Client: Meti Basiri
Location: Cambridge, ON, Canada
Completion date: 2021
Artwork budget: $20,000
Heather Kocsis Artist
An architectural wall-sculpture hand-built and carved with layers of wood, then bringing the layers and textures to life with oil paint, “The Persepolis,Tachara” resides in a private home that celebrates a cultural wonderment in a very personal expression for the client. With dimensions measuring H 74 cm x W 124 cm x D 36 cm, the artwork is positioned in direct sightline from the home’s main entrance to the opposite wall of 75 feet. The lighting of the artwork is imperative to showcase the dimensionality of the work and to create a glow.

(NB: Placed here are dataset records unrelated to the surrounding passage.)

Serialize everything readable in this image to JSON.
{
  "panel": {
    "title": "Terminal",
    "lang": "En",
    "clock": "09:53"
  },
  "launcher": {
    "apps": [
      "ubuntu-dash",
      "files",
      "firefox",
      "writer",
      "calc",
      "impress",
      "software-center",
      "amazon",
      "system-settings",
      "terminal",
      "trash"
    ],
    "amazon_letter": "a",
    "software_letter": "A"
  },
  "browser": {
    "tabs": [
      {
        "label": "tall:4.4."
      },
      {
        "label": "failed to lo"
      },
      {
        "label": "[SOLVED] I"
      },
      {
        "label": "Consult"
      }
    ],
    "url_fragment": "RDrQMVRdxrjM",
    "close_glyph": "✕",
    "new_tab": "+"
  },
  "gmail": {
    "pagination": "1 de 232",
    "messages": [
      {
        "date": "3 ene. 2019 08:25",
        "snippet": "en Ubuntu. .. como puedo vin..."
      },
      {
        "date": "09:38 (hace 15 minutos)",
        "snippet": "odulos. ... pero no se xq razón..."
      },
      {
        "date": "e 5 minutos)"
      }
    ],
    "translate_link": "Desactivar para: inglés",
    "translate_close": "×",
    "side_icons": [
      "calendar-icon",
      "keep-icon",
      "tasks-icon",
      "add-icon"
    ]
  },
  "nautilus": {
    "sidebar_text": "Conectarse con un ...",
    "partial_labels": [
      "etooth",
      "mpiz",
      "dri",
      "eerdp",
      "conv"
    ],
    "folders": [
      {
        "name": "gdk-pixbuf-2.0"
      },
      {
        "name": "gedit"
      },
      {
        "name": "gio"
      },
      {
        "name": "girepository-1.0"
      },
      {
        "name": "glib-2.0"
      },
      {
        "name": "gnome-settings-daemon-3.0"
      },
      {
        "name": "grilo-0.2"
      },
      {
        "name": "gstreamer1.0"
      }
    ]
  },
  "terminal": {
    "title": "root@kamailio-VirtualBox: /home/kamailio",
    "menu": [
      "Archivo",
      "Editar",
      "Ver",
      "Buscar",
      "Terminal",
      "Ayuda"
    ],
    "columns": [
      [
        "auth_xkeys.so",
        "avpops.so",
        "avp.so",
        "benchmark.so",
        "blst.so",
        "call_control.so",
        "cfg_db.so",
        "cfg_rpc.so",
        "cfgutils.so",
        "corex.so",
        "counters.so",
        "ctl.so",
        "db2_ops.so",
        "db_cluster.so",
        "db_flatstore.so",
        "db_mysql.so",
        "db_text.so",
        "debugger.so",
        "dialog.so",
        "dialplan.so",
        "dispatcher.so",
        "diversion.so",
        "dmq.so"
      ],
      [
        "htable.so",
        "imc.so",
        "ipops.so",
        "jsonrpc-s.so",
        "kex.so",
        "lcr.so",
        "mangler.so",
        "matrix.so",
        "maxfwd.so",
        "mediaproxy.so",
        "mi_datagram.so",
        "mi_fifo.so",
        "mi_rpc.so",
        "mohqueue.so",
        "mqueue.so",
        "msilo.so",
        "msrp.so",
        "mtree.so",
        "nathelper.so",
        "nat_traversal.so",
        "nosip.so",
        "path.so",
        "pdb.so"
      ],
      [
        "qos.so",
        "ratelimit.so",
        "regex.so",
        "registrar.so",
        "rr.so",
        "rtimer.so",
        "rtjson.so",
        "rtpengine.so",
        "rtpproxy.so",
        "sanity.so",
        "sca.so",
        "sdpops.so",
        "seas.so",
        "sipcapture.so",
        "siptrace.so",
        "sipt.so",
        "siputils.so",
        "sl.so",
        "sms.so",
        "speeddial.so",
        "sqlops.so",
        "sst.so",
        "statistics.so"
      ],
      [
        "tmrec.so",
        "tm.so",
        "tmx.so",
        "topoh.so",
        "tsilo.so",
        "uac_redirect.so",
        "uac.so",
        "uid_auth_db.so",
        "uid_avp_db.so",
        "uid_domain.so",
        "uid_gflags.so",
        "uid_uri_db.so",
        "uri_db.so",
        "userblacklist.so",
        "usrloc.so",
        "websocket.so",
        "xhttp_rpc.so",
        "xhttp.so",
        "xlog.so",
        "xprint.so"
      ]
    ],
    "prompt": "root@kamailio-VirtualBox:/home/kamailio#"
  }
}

The Client envisioned a powerful statement piece that honoured his heritage and to celebrate his personal accomplishment of his journey from a young immigrant to a co-founder and CEO of an phenomenally successful global company with his brothers.
Creating a timeless custom artwork begins with a relationship. The foundation of honouring one's emotional connection to a place is understanding and communication.
I initially met my client in 2014. A few words how the collaboration began:
“Seven years ago, I walked into Heather’s studio and was beyond astonished by her talent. In that moment, I knew I wanted one of her masterpieces hanging in my living room someday. Fast forward to 2021, I asked Heather to build me the Persepolis. Why? 1. It’s a historical landmark close to my birthplace that holds emotional value and 2. I dreamt of having one of Heather’s custom pieces in my living room from the moment I first met her. I never gave up on imagining this dream becoming a reality and seven years later, here it is. Thank you Heather Kocsis for this phenomenal, one of a kind masterpiece.”- Meti Basiri
Research of the historical significance of the Tachara and then discussing the size and where the artwork will be positioned for the most impact was imperative to the collaboration process. Ongoing communication and process photographs were shared.
I also had to consider the depth of the artwork. To preserve the architectural elements, the perspective needed to be compressed without affecting the integrity of details.